Craniomaxillofacial lesions can be divided into massive plexiform, cranioorbital, and cervical neurofibromas.[4] Different clinical presentations can be observed, depending on the prevalent clinical locations. The main symptoms are ocular motility disturbances from eye involvement, dyspnea and respiratory failure from upper airway compression, neurological deficits from cranial nerve compression, and social deprivation, depression and other mood disorders resulting from facial disfigurement.[5]

Diagnosis of NF-1 is usually achieved when 2 or more criteria, developed by the National Institutes of Health (NIH), are met.[2] Plexiform neurofibromas are generally diagnosed clinically with appreciation of the typical features, and histopathology is useful to exclude malignant transformation. Prenatal testing may be used to identify the existence of the NF-1 mutation in the fetus.[5] Preimplantation genetic diagnosis could be used as screening method for NF-1 in embryos produced via in vitro fertilization, while chorionic villus sampling or amniocentesis can be used to detect NF-1 in the fetus.[5]
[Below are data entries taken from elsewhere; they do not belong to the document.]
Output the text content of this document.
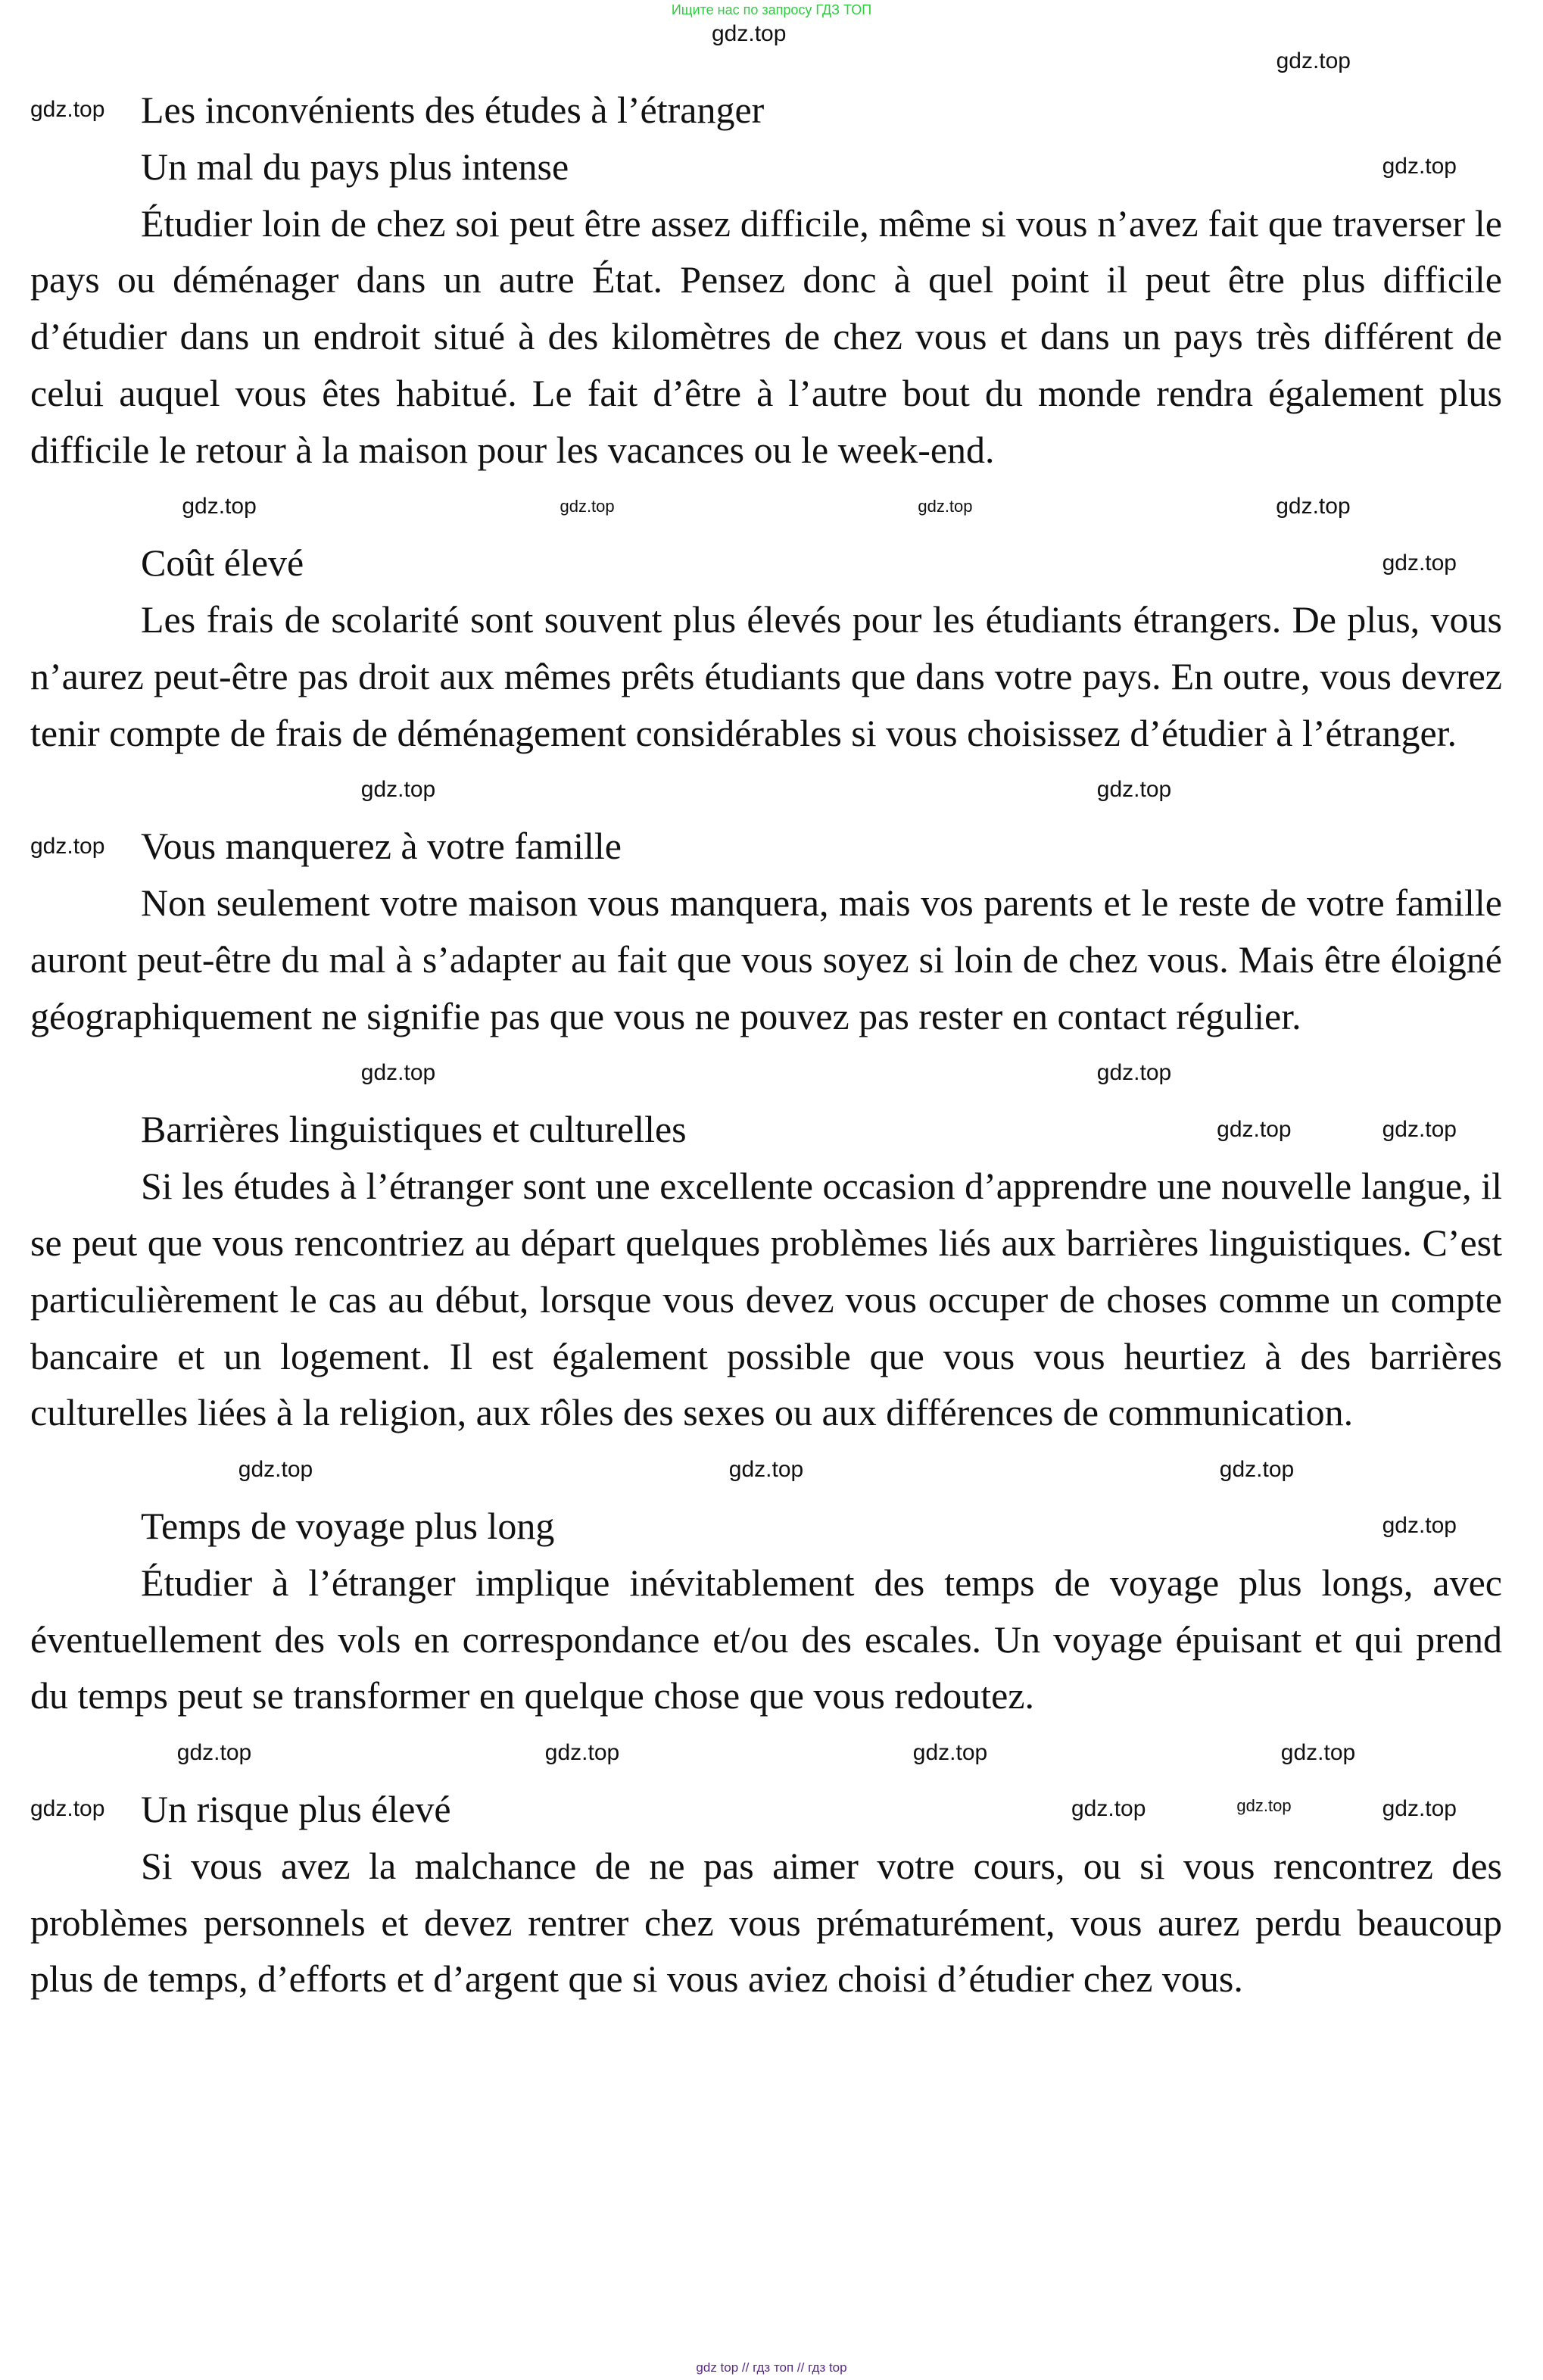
Ищите нас по запросу ГДЗ ТОП
gdz.top
gdz.top
gdz.top Les inconvénients des études à l’étranger
Un mal du pays plus intense	gdz.top

Étudier loin de chez soi peut être assez difficile, même si vous n’avez fait que traverser le pays ou déménager dans un autre État. Pensez donc à quel point il peut être plus difficile d’étudier dans un endroit situé à des kilomètres de chez vous et dans un pays très différent de celui auquel vous êtes habitué. Le fait d’être à l’autre bout du monde rendra également plus difficile le retour à la maison pour les vacances ou le week-end.

gdz.top	gdz.top	gdz.top	gdz.top
Coût élevé	gdz.top

Les frais de scolarité sont souvent plus élevés pour les étudiants étrangers. De plus, vous n’aurez peut-être pas droit aux mêmes prêts étudiants que dans votre pays. En outre, vous devrez tenir compte de frais de déménagement considérables si vous choisissez d’étudier à l’étranger.

gdz.top	gdz.top
gdz.top Vous manquerez à votre famille

Non seulement votre maison vous manquera, mais vos parents et le reste de votre famille auront peut-être du mal à s’adapter au fait que vous soyez si loin de chez vous. Mais être éloigné géographiquement ne signifie pas que vous ne pouvez pas rester en contact régulier.

gdz.top	gdz.top
Barrières linguistiques et culturelles	gdz.top	gdz.top

Si les études à l’étranger sont une excellente occasion d’apprendre une nouvelle langue, il se peut que vous rencontriez au départ quelques problèmes liés aux barrières linguistiques. C’est particulièrement le cas au début, lorsque vous devez vous occuper de choses comme un compte bancaire et un logement. Il est également possible que vous vous heurtiez à des barrières culturelles liées à la religion, aux rôles des sexes ou aux différences de communication.

gdz.top	gdz.top	gdz.top
Temps de voyage plus long	gdz.top

Étudier à l’étranger implique inévitablement des temps de voyage plus longs, avec éventuellement des vols en correspondance et/ou des escales. Un voyage épuisant et qui prend du temps peut se transformer en quelque chose que vous redoutez.

gdz.top	gdz.top	gdz.top	gdz.top
gdz.top Un risque plus élevé	gdz.top	gdz.top	gdz.top

Si vous avez la malchance de ne pas aimer votre cours, ou si vous rencontrez des problèmes personnels et devez rentrer chez vous prématurément, vous aurez perdu beaucoup plus de temps, d’efforts et d’argent que si vous aviez choisi d’étudier chez vous.

gdz top // гдз топ // гдз top
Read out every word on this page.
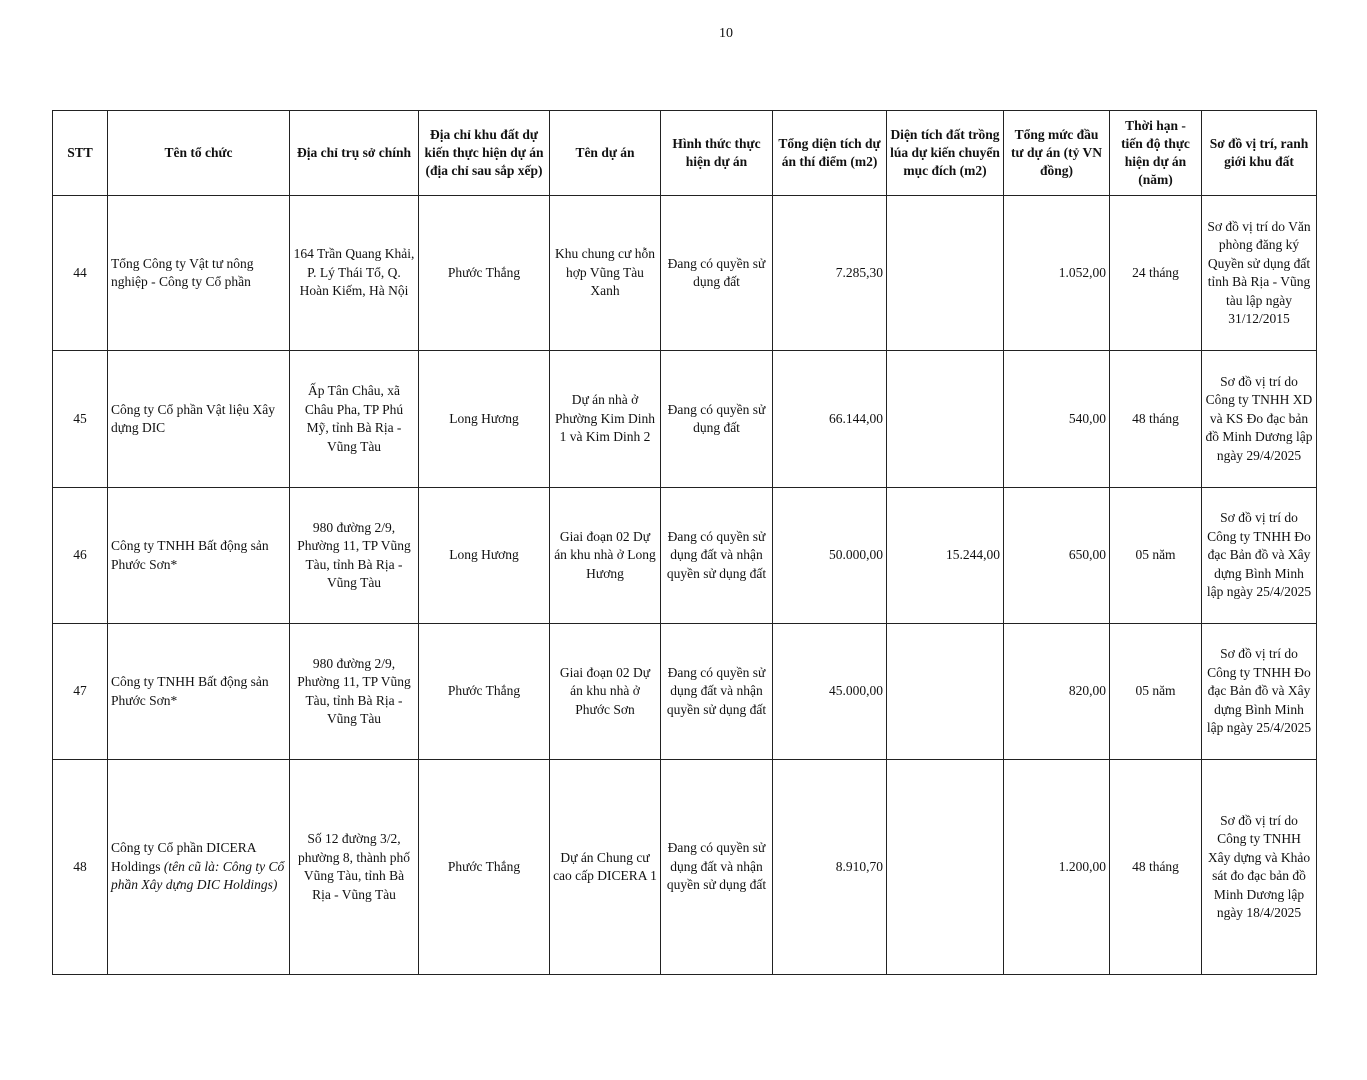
10
STT	Tên tổ chức	Địa chỉ trụ sở chính	Địa chỉ khu đất dự kiến thực hiện dự án (địa chỉ sau sắp xếp)	Tên dự án	Hình thức thực hiện dự án	Tổng diện tích dự án thí điểm (m2)	Diện tích đất trồng lúa dự kiến chuyển mục đích (m2)	Tổng mức đầu tư dự án (tỷ VN đồng)	Thời hạn - tiến độ thực hiện dự án (năm)	Sơ đồ vị trí, ranh giới khu đất
44	Tổng Công ty Vật tư nông nghiệp - Công ty Cổ phần	164 Trần Quang Khải, P. Lý Thái Tổ, Q. Hoàn Kiếm, Hà Nội	Phước Thắng	Khu chung cư hỗn hợp Vũng Tàu Xanh	Đang có quyền sử dụng đất	7.285,30		1.052,00	24 tháng	Sơ đồ vị trí do Văn phòng đăng ký Quyền sử dụng đất tỉnh Bà Rịa - Vũng tàu lập ngày 31/12/2015
45	Công ty Cổ phần Vật liệu Xây dựng DIC	Ấp Tân Châu, xã Châu Pha, TP Phú Mỹ, tỉnh Bà Rịa - Vũng Tàu	Long Hương	Dự án nhà ở Phường Kim Dinh 1 và Kim Dinh 2	Đang có quyền sử dụng đất	66.144,00		540,00	48 tháng	Sơ đồ vị trí do Công ty TNHH XD và KS Đo đạc bản đồ Minh Dương lập ngày 29/4/2025
46	Công ty TNHH Bất động sản Phước Sơn*	980 đường 2/9, Phường 11, TP Vũng Tàu, tỉnh Bà Rịa - Vũng Tàu	Long Hương	Giai đoạn 02 Dự án khu nhà ở Long Hương	Đang có quyền sử dụng đất và nhận quyền sử dụng đất	50.000,00	15.244,00	650,00	05 năm	Sơ đồ vị trí do Công ty TNHH Đo đạc Bản đồ và Xây dựng Bình Minh lập ngày 25/4/2025
47	Công ty TNHH Bất động sản Phước Sơn*	980 đường 2/9, Phường 11, TP Vũng Tàu, tỉnh Bà Rịa - Vũng Tàu	Phước Thắng	Giai đoạn 02 Dự án khu nhà ở Phước Sơn	Đang có quyền sử dụng đất và nhận quyền sử dụng đất	45.000,00		820,00	05 năm	Sơ đồ vị trí do Công ty TNHH Đo đạc Bản đồ và Xây dựng Bình Minh lập ngày 25/4/2025
48	Công ty Cổ phần DICERA Holdings (tên cũ là: Công ty Cổ phần Xây dựng DIC Holdings)	Số 12 đường 3/2, phường 8, thành phố Vũng Tàu, tỉnh Bà Rịa - Vũng Tàu	Phước Thắng	Dự án Chung cư cao cấp DICERA 1	Đang có quyền sử dụng đất và nhận quyền sử dụng đất	8.910,70		1.200,00	48 tháng	Sơ đồ vị trí do Công ty TNHH Xây dựng và Khảo sát đo đạc bản đồ Minh Dương lập ngày 18/4/2025
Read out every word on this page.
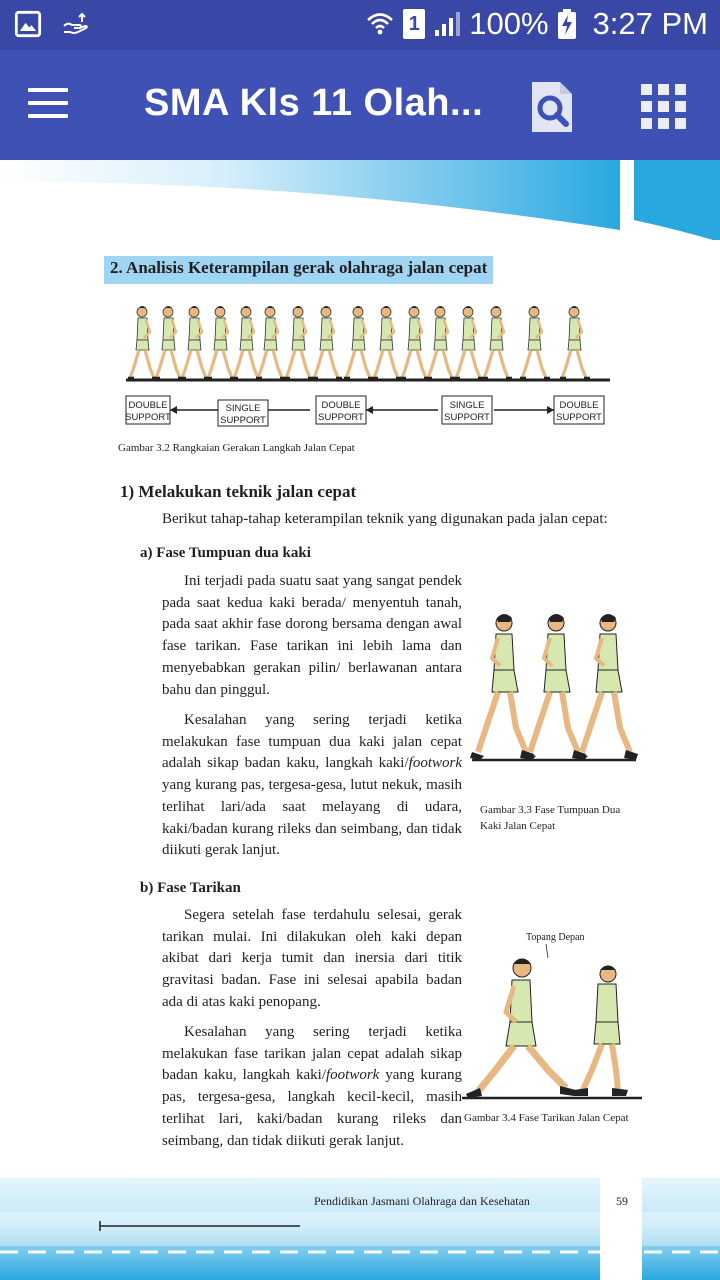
1 100% 3:27 PM
SMA Kls 11 Olah...
2. Analisis Keterampilan gerak olahraga jalan cepat
DOUBLE
SUPPORT
SINGLE
SUPPORT
DOUBLE
SUPPORT
SINGLE
SUPPORT
DOUBLE
SUPPORT
Gambar 3.2 Rangkaian Gerakan Langkah Jalan Cepat
1) Melakukan teknik jalan cepat
Berikut tahap-tahap keterampilan teknik yang digunakan pada jalan cepat:
a) Fase Tumpuan dua kaki
Ini terjadi pada suatu saat yang sangat pendek pada saat kedua kaki berada/ menyentuh tanah, pada saat akhir fase dorong bersama dengan awal fase tarikan. Fase tarikan ini lebih lama dan menyebabkan gerakan pilin/ berlawanan antara bahu dan pinggul.
Kesalahan yang sering terjadi ketika melakukan fase tumpuan dua kaki jalan cepat adalah sikap badan kaku, langkah kaki/footwork yang kurang pas, tergesa-gesa, lutut nekuk, masih terlihat lari/ada saat melayang di udara, kaki/badan kurang rileks dan seimbang, dan tidak diikuti gerak lanjut.
Gambar 3.3 Fase Tumpuan Dua
Kaki Jalan Cepat
b) Fase Tarikan
Segera setelah fase terdahulu selesai, gerak tarikan mulai. Ini dilakukan oleh kaki depan akibat dari kerja tumit dan inersia dari titik gravitasi badan. Fase ini selesai apabila badan ada di atas kaki penopang.
Kesalahan yang sering terjadi ketika melakukan fase tarikan jalan cepat adalah sikap badan kaku, langkah kaki/footwork yang kurang pas, tergesa-gesa, langkah kecil-kecil, masih terlihat lari, kaki/badan kurang rileks dan seimbang, dan tidak diikuti gerak lanjut.
Topang Depan
Gambar 3.4 Fase Tarikan Jalan Cepat
Pendidikan Jasmani Olahraga dan Kesehatan	59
Recently, some authors have identified four markers (epidermal growth factor receptor, interferon-γ, interleukin-6, and tumor necrosis factor-α) to distinguish between patients with NF-1 and healthy subjects, and 2 additional markers as potential early risk predictors of developing MPNST (insulin-like growth factor binding protein 1 (IGFBP1)) and regulated upon activation, normal T-cell expressed and secreted (RANTES). The authors have found significantly higher concentrations of these markers in patients with NF-1 and MPNST as compared to those without.[6] These data suggest a screening role of these biomarkers in patients with clinical variants of NF-1 (eg, plexiform neurofibromas) that are at high risk of malignant transformation.[6]

Therapy of plexiform neurofibromas is usually surgical, aiming at resecting deforming masses and cancerous tissue when malignant transformation occurs. However, these masses tend to recur in 20% of cases despite an appropriate approach.[7]

In unresectable, progressive and symptomatic lesions, good results have been reported recently after the administration of interferon-α.[4,8] However, the prognosis is still unpredictable due to the high risk of progression of the disease and its variable expressivity.[6]

PATIENT OUTCOME

In this case, normal living was limited due to the severe facial disfigurement as the result of progression of the disease. The mass is still growing. Despite this, the patient expressed the preference to avoid surgery and chose to undergo clinical follow-up every 6 months. Systemic therapy with interferon-α has been discussed as a possible future option.